“What I do is not so much abstract, but wanting to get at the root of primitive. (…) The boards I paint, I sometimes think, are not pictures or works. I don’t want them to be paintings. I’m simply making movements to make sure I can do something. The multicolored paint becomes simplified and colorless, then the color of one’s body.” — Takeo Yamaguchi
Ookawashima Setting is a sublime painting by avant-garde Japanese artist Takeo Yamaguchi, executed in the later years of his distinguished artistic career. Yamaguchi’s paean to the ethereal landscapes of his homeland revisits the formative post-Impressionist influences of his youth. Impasto strokes texturise the landscape in vivid gestural marks, the soothing forms sharply interrupted by flat, bold red lines carving out mountains and rocks.

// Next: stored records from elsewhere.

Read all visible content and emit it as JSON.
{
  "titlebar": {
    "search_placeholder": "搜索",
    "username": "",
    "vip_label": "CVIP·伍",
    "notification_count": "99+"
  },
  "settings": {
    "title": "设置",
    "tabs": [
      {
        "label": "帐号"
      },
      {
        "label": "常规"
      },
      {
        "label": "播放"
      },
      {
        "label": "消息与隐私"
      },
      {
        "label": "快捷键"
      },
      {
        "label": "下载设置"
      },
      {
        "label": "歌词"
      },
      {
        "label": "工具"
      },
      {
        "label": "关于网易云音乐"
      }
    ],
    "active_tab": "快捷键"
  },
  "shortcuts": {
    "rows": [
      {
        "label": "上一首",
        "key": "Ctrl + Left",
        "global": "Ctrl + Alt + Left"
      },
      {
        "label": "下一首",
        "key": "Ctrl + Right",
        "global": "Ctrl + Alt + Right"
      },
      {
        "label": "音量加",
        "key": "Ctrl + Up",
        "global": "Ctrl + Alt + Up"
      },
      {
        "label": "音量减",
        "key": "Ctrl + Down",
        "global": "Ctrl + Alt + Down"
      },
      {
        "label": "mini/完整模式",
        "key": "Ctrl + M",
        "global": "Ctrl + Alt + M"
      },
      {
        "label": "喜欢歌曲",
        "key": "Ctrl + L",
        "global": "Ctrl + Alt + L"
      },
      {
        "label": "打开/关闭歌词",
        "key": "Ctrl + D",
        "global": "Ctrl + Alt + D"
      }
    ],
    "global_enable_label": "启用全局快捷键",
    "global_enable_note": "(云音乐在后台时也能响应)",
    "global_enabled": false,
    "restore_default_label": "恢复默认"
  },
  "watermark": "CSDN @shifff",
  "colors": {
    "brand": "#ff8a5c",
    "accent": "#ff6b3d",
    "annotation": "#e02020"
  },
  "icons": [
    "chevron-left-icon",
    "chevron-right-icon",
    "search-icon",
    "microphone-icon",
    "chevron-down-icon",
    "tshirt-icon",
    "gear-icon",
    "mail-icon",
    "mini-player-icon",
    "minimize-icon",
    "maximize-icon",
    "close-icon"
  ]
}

The minimalist composition echoes the abstract post-Cubist canvases for which the artist gained renown, but eschews their post-painterly severity. The result of his decades-long systematic inquiry into the framework and substance of objects, Yamaguchi comes full circle to pay fond tribute to the influence of the European avant-garde movements which drew Yamaguchi and his contemporaries to Paris at the start of their careers.
Provenance
Private Collection, Japan Bonhams, Hong Kong, 6 June 2017, lot 11 Acquired at the above sale by the present owner
Literature
Takeo Yamaguchi, The Works of Takeo Yamaguchi, Tokyo, 1981, no. 500, n.p. (illustrated)
signed, titled and dated '"Ookawashima Setting" 53rd year May 27 Takeo Yamaguchi [in Kanji]' on the reverse oil on board 15.9 x 22.7 cm. (6 1/4 x 8 7/8 in.) Painted in May 1978.